Before coming here, don’t forget to change into a Ninja at the Danjiri Kaikan, as that will considerably increase your enjoyment!
The Museum includes an archive gallery overseen by the leading specialist in Ninja research, Professor Yuji Yamada of Mie University. Also, a mechanical Ninja residence for sensing real Ninja life, and an experience zone (dirk-throwing experience and show featuring Ninja) for enjoying the feeling of actually being a Ninja.
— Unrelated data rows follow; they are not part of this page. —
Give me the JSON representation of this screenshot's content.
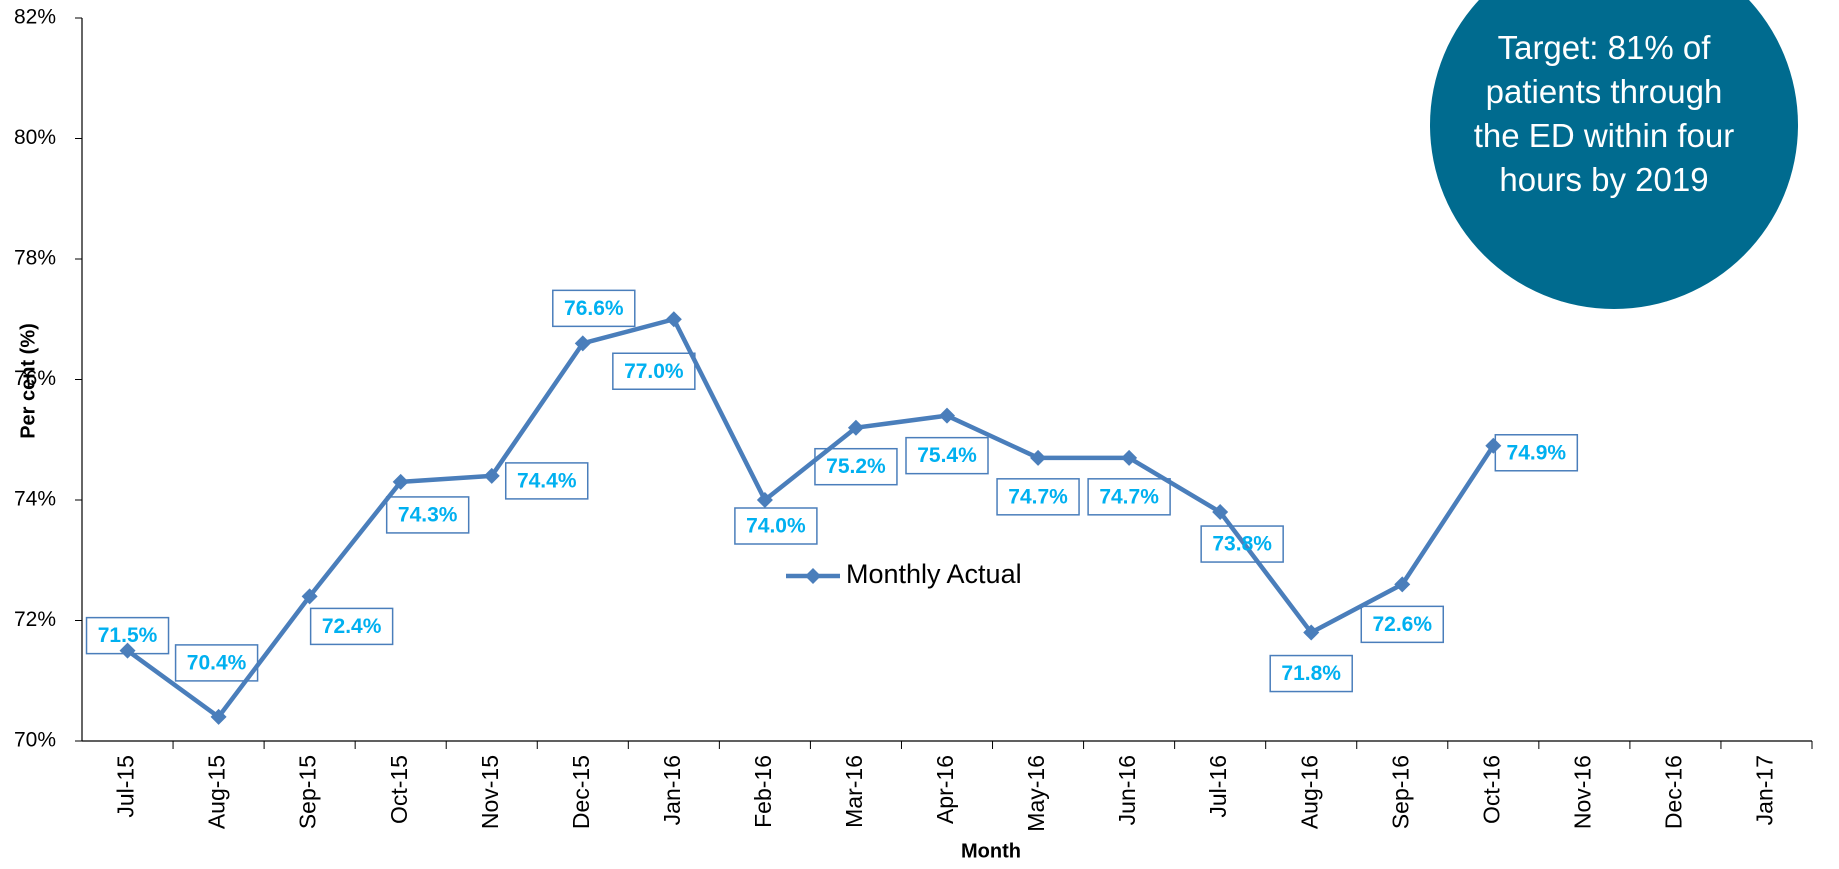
{
  "chart_data": {
    "type": "line",
    "x_label": "Month",
    "y_label": "Per cent (%)",
    "annotation": "Target: 81% of patients through the ED within four hours by 2019",
    "categories": [
      "Jul-15",
      "Aug-15",
      "Sep-15",
      "Oct-15",
      "Nov-15",
      "Dec-15",
      "Jan-16",
      "Feb-16",
      "Mar-16",
      "Apr-16",
      "May-16",
      "Jun-16",
      "Jul-16",
      "Aug-16",
      "Sep-16",
      "Oct-16",
      "Nov-16",
      "Dec-16",
      "Jan-17"
    ],
    "series": [
      {
        "name": "Monthly Actual",
        "color": "#4a7ebb",
        "values": [
          71.5,
          70.4,
          72.4,
          74.3,
          74.4,
          76.6,
          77.0,
          74.0,
          75.2,
          75.4,
          74.7,
          74.7,
          73.8,
          71.8,
          72.6,
          74.9,
          null,
          null,
          null
        ],
        "value_labels": [
          "71.5%",
          "70.4%",
          "72.4%",
          "74.3%",
          "74.4%",
          "76.6%",
          "77.0%",
          "74.0%",
          "75.2%",
          "75.4%",
          "74.7%",
          "74.7%",
          "73.8%",
          "71.8%",
          "72.6%",
          "74.9%",
          null,
          null,
          null
        ]
      }
    ],
    "ylim": [
      70,
      82
    ],
    "yticks": [
      {
        "value": 70,
        "label": "70%"
      },
      {
        "value": 72,
        "label": "72%"
      },
      {
        "value": 74,
        "label": "74%"
      },
      {
        "value": 76,
        "label": "76%"
      },
      {
        "value": 78,
        "label": "78%"
      },
      {
        "value": 80,
        "label": "80%"
      },
      {
        "value": 82,
        "label": "82%"
      }
    ],
    "label_color": "#00b0f0",
    "annotation_color": "#006b8f",
    "legend": "center"
  }
}
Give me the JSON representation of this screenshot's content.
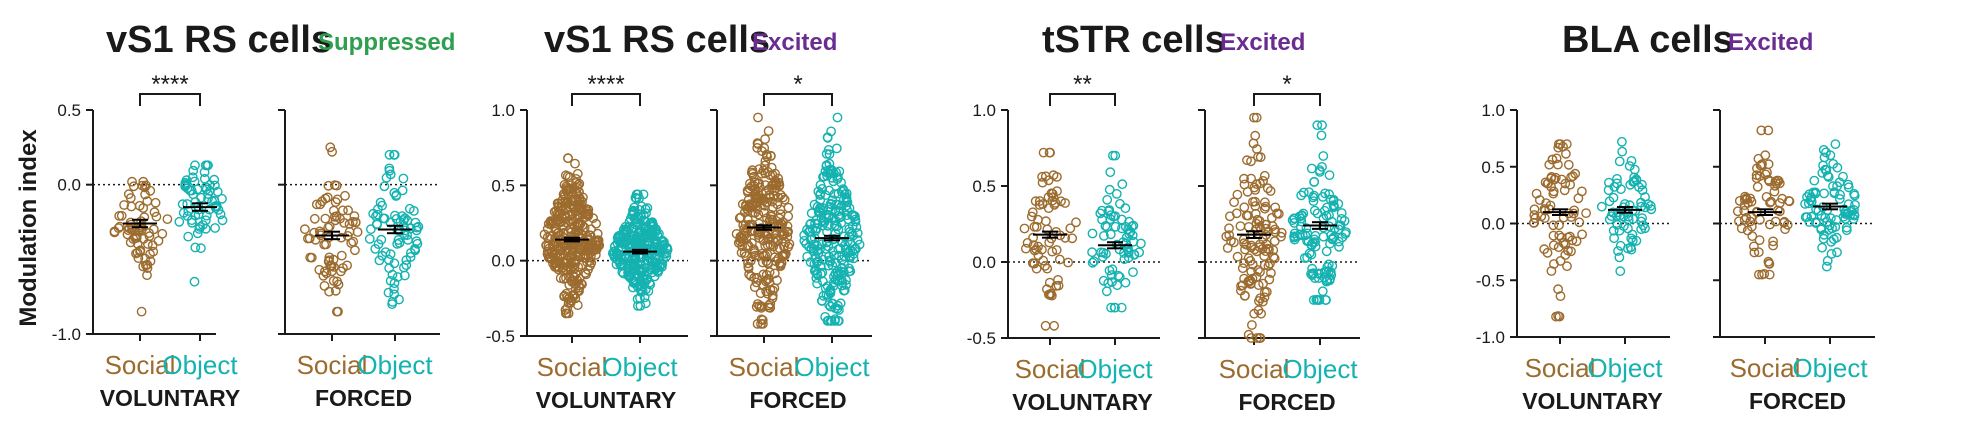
{
  "y_axis_label": "Modulation index",
  "colors": {
    "social": "#9C6B2E",
    "object": "#14B2B0",
    "suppressed": "#2E9E4F",
    "excited": "#6A2C91"
  },
  "chart_data": [
    {
      "title": "vS1 RS cells",
      "status": "Suppressed",
      "status_color": "suppressed",
      "type": "scatter",
      "panels": [
        {
          "condition": "VOLUNTARY",
          "ylim": [
            -1.0,
            0.5
          ],
          "yticks": [
            0.5,
            0.0,
            -1.0
          ],
          "ytick_labels": [
            "0.5",
            "0.0",
            "-1.0"
          ],
          "categories": [
            "Social",
            "Object"
          ],
          "means": [
            -0.26,
            -0.15
          ],
          "sem": 0.025,
          "n": [
            70,
            65
          ],
          "spread": [
            [
              -0.85,
              0.02
            ],
            [
              -0.65,
              0.13
            ]
          ],
          "significance": "****"
        },
        {
          "condition": "FORCED",
          "ylim": [
            -1.0,
            0.5
          ],
          "yticks": [
            0.5,
            0.0,
            -1.0
          ],
          "ytick_labels": [
            "",
            "",
            ""
          ],
          "categories": [
            "Social",
            "Object"
          ],
          "means": [
            -0.34,
            -0.3
          ],
          "sem": 0.025,
          "n": [
            75,
            80
          ],
          "spread": [
            [
              -0.85,
              0.25
            ],
            [
              -0.8,
              0.2
            ]
          ],
          "significance": ""
        }
      ]
    },
    {
      "title": "vS1 RS cells",
      "status": "Excited",
      "status_color": "excited",
      "type": "scatter",
      "panels": [
        {
          "condition": "VOLUNTARY",
          "ylim": [
            -0.5,
            1.0
          ],
          "yticks": [
            1.0,
            0.5,
            0.0,
            -0.5
          ],
          "ytick_labels": [
            "1.0",
            "0.5",
            "0.0",
            "-0.5"
          ],
          "categories": [
            "Social",
            "Object"
          ],
          "means": [
            0.14,
            0.06
          ],
          "sem": 0.012,
          "n": [
            320,
            300
          ],
          "spread": [
            [
              -0.35,
              0.68
            ],
            [
              -0.3,
              0.44
            ]
          ],
          "significance": "****"
        },
        {
          "condition": "FORCED",
          "ylim": [
            -0.5,
            1.0
          ],
          "yticks": [
            1.0,
            0.5,
            0.0,
            -0.5
          ],
          "ytick_labels": [
            "",
            "",
            "",
            ""
          ],
          "categories": [
            "Social",
            "Object"
          ],
          "means": [
            0.22,
            0.15
          ],
          "sem": 0.015,
          "n": [
            260,
            250
          ],
          "spread": [
            [
              -0.42,
              0.95
            ],
            [
              -0.4,
              0.95
            ]
          ],
          "significance": "*"
        }
      ]
    },
    {
      "title": "tSTR cells",
      "status": "Excited",
      "status_color": "excited",
      "type": "scatter",
      "panels": [
        {
          "condition": "VOLUNTARY",
          "ylim": [
            -0.5,
            1.0
          ],
          "yticks": [
            1.0,
            0.5,
            0.0,
            -0.5
          ],
          "ytick_labels": [
            "1.0",
            "0.5",
            "0.0",
            "-0.5"
          ],
          "categories": [
            "Social",
            "Object"
          ],
          "means": [
            0.18,
            0.11
          ],
          "sem": 0.02,
          "n": [
            70,
            75
          ],
          "spread": [
            [
              -0.42,
              0.72
            ],
            [
              -0.3,
              0.7
            ]
          ],
          "significance": "**"
        },
        {
          "condition": "FORCED",
          "ylim": [
            -0.5,
            1.0
          ],
          "yticks": [
            1.0,
            0.5,
            0.0,
            -0.5
          ],
          "ytick_labels": [
            "",
            "",
            "",
            ""
          ],
          "categories": [
            "Social",
            "Object"
          ],
          "means": [
            0.18,
            0.24
          ],
          "sem": 0.022,
          "n": [
            130,
            120
          ],
          "spread": [
            [
              -0.5,
              0.95
            ],
            [
              -0.25,
              0.9
            ]
          ],
          "significance": "*"
        }
      ]
    },
    {
      "title": "BLA cells",
      "status": "Excited",
      "status_color": "excited",
      "type": "scatter",
      "panels": [
        {
          "condition": "VOLUNTARY",
          "ylim": [
            -1.0,
            1.0
          ],
          "yticks": [
            1.0,
            0.5,
            0.0,
            -0.5,
            -1.0
          ],
          "ytick_labels": [
            "1.0",
            "0.5",
            "0.0",
            "-0.5",
            "-1.0"
          ],
          "categories": [
            "Social",
            "Object"
          ],
          "means": [
            0.1,
            0.12
          ],
          "sem": 0.025,
          "n": [
            80,
            70
          ],
          "spread": [
            [
              -0.82,
              0.7
            ],
            [
              -0.42,
              0.72
            ]
          ],
          "significance": ""
        },
        {
          "condition": "FORCED",
          "ylim": [
            -1.0,
            1.0
          ],
          "yticks": [
            1.0,
            0.5,
            0.0,
            -0.5,
            -1.0
          ],
          "ytick_labels": [
            "",
            "",
            "",
            "",
            ""
          ],
          "categories": [
            "Social",
            "Object"
          ],
          "means": [
            0.1,
            0.15
          ],
          "sem": 0.025,
          "n": [
            75,
            85
          ],
          "spread": [
            [
              -0.45,
              0.82
            ],
            [
              -0.38,
              0.7
            ]
          ],
          "significance": ""
        }
      ]
    }
  ]
}
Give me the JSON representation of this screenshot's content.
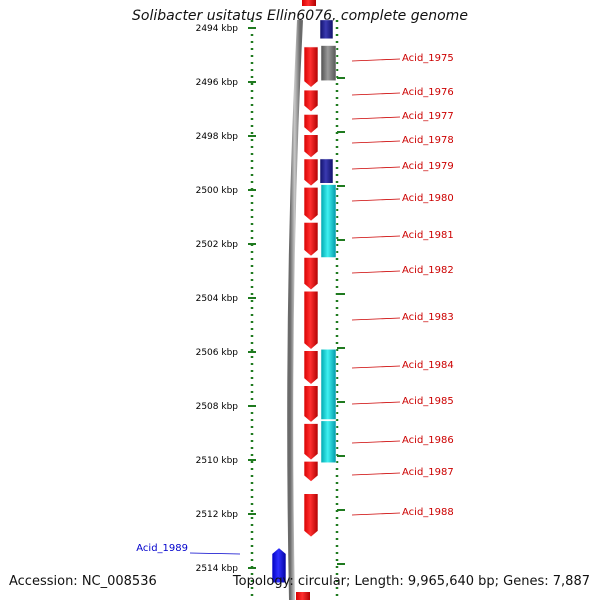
{
  "title": "Solibacter usitatus Ellin6076, complete genome",
  "footer": {
    "accession": "Accession: NC_008536",
    "summary": "Topology: circular; Length: 9,965,640 bp; Genes: 7,887"
  },
  "colors": {
    "red_gene": "#ff0000",
    "red_label": "#cc0000",
    "blue_gene": "#0000ff",
    "blue_label": "#0000cc",
    "navy": "#1a1a8c",
    "gray": "#707070",
    "cyan": "#00d0d8",
    "ticks": "#1f7a1f",
    "backbone": "#8a8a8a"
  },
  "axis": {
    "unit": "kbp",
    "start": 2494,
    "end": 2514,
    "step": 2,
    "labels": [
      "2494 kbp",
      "2496 kbp",
      "2498 kbp",
      "2500 kbp",
      "2502 kbp",
      "2504 kbp",
      "2506 kbp",
      "2508 kbp",
      "2510 kbp",
      "2512 kbp",
      "2514 kbp"
    ]
  },
  "genes": [
    {
      "name": "Acid_1975",
      "start": 2494.7,
      "end": 2496.2,
      "color": "red",
      "lane": "cds"
    },
    {
      "name": "Acid_1976",
      "start": 2496.3,
      "end": 2497.1,
      "color": "red",
      "lane": "cds"
    },
    {
      "name": "Acid_1977",
      "start": 2497.2,
      "end": 2497.9,
      "color": "red",
      "lane": "cds"
    },
    {
      "name": "Acid_1978",
      "start": 2497.95,
      "end": 2498.8,
      "color": "red",
      "lane": "cds"
    },
    {
      "name": "Acid_1979",
      "start": 2498.85,
      "end": 2499.85,
      "color": "red",
      "lane": "cds"
    },
    {
      "name": "Acid_1980",
      "start": 2499.9,
      "end": 2501.15,
      "color": "red",
      "lane": "cds"
    },
    {
      "name": "Acid_1981",
      "start": 2501.2,
      "end": 2502.45,
      "color": "red",
      "lane": "cds"
    },
    {
      "name": "Acid_1982",
      "start": 2502.5,
      "end": 2503.7,
      "color": "red",
      "lane": "cds"
    },
    {
      "name": "Acid_1983",
      "start": 2503.75,
      "end": 2505.9,
      "color": "red",
      "lane": "cds"
    },
    {
      "name": "Acid_1984",
      "start": 2505.95,
      "end": 2507.2,
      "color": "red",
      "lane": "cds"
    },
    {
      "name": "Acid_1985",
      "start": 2507.25,
      "end": 2508.6,
      "color": "red",
      "lane": "cds"
    },
    {
      "name": "Acid_1986",
      "start": 2508.65,
      "end": 2510.0,
      "color": "red",
      "lane": "cds"
    },
    {
      "name": "Acid_1987",
      "start": 2510.05,
      "end": 2510.8,
      "color": "red",
      "lane": "cds"
    },
    {
      "name": "Acid_1988",
      "start": 2511.25,
      "end": 2512.85,
      "color": "red",
      "lane": "cds"
    },
    {
      "name": "Acid_1989",
      "start": 2513.25,
      "end": 2514.55,
      "color": "blue",
      "lane": "reverse"
    }
  ],
  "features": [
    {
      "name": "navy-feature-top",
      "start": 2493.7,
      "end": 2494.4,
      "color": "navy"
    },
    {
      "name": "gray-feature",
      "start": 2494.65,
      "end": 2495.95,
      "color": "gray"
    },
    {
      "name": "navy-feature-mid",
      "start": 2498.85,
      "end": 2499.75,
      "color": "navy"
    },
    {
      "name": "cyan-feature-1",
      "start": 2499.8,
      "end": 2502.5,
      "color": "cyan"
    },
    {
      "name": "cyan-feature-2",
      "start": 2505.9,
      "end": 2508.5,
      "color": "cyan"
    },
    {
      "name": "cyan-feature-3",
      "start": 2508.55,
      "end": 2510.1,
      "color": "cyan"
    }
  ]
}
Adults and children alike are sure to get to like Ninja even more.
Deputy Director, Mr Nakano greeted me in Ninja costume too, and showed me around while giving a commentary.
“Since Ninja had to carry out their duties drawing as little attention as possible, it was important how far they could act concealed within everyday life and without being noticed”, says Mr Nakano.
Each piece of archive and diorama is carefully and interestingly explained using easy expressions, so that I understood well how real Ninja lived.
The mechanical Ninja residence is full of trick devices, although I couldn’t tell at all until I was shown.
“This room contains trick devices, but do you know where?” Mr Nakano asked with a smile, whereupon a sword suddenly appeared from the floor! and many other surprises were revealed that made looking around so exciting.
After the trickery was revealed I was allowed to try for myself. Although I couldn’t manipulate the devices as well as Mr Nakano, it was a fun experience.
The dirk-throwing experience is a rare attraction that can only be experienced here.
Dirks are heavier than I imagined; if you don’t throw it with proper spin, it will not reach and imbed in the target, and I was challenged by it over several goes.
“A dirk-throwing tournament is held, and skilled people can pierce the middle of the target from a distance of as much as 10 meters”, I was surprised to hear.
There was no show featuring Ninja on the day I looked around, but their acrobatic performance is an attraction I would definitely like to see.